Der DFB-Pokal hat seine eigenen Gesetze, sagt man. Will heißen, der Wettbewerb ist für manche Überraschung gut. In diesem Jahr bleiben die bei den Frauen allerdings bislang aus. Die Bundesligisten dominieren, die Favoriten marschieren durch.

Titelverteidiger Wolfsburg und der Deutsche Meister FC Bayern München haben am Wochenende den Sprung ins Viertelfinale perfekt gemacht. Mit Freiburg, Bremen und Sand behaupteten sich weitere Erstligaclubs im Rennen um den Titel. Die unterklassigen Vereine haben die Flügel gestreckt. Als einziger Zweitligist ist der 1. FC Lübars noch im Wettbewerb vertreten.
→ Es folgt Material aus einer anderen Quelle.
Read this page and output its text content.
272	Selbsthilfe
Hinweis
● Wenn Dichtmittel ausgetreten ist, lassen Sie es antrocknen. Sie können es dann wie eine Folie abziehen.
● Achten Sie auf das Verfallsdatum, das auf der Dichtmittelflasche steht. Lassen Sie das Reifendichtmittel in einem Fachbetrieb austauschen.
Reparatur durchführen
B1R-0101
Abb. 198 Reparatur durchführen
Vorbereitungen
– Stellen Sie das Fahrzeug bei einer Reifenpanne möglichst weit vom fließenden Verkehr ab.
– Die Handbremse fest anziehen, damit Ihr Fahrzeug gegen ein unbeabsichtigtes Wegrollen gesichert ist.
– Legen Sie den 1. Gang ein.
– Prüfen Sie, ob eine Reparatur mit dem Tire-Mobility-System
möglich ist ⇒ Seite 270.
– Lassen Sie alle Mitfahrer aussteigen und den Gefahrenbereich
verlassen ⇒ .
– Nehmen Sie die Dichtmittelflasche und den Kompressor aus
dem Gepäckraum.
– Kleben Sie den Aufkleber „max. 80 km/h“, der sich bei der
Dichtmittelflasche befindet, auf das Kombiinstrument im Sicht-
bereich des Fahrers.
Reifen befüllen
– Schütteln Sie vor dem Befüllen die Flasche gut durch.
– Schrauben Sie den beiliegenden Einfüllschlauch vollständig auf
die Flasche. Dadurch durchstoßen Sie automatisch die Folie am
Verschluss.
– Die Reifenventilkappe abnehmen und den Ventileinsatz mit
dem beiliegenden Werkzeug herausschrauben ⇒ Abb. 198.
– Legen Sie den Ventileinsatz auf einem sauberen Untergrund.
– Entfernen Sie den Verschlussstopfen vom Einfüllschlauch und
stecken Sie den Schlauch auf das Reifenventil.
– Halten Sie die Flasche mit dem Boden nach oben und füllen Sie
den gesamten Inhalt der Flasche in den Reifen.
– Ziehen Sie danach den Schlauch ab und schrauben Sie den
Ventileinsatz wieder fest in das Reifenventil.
Für die SGS Essen war in diesem Jahr im Achtelfinale Schluss. Am Samstag hatte der Essener Bundesligist in der Autostadt gegen den Favoriten und Ligakonkurrenten Wolfsburg anzutreten. Und das Team von Markus Högner hatte sich eines vorgenommen. In keinem Fall wollten sie es den Wolfsburgerinnen leicht machen, ihren erneuten Traum vom Pokalfinale vorzeitig zu beenden. Die Wölfinnen kannten aber kein Pardon. Am Ende setzte sich der Titelverteidiger mit 2:1 gegen die Gäste aus dem Ruhrgebiet durch. Doch Wolfsburg musste kämpfen. Ewa Pajor war es, die ihr Team durch ihren Treffer in der 85. Minute vor einer möglichen Verlängerung bewahrte. Die war für das Team von der Ardelhütte nach dem Ausgleich von Kozue Ando wieder in greifbare Nähe gerückt. In der 83. Spielminute durfte sich die Japanerin über ihren ersten Treffer für ihren neuen Club freuen. Die Wölfinnen mussten erneut zittern. Dabei hatten sie lange Zeit in Front gelegen. Bereits in der 22. Minute hatte Alexandra Popp den VfL Wolfsburg in Front gebracht.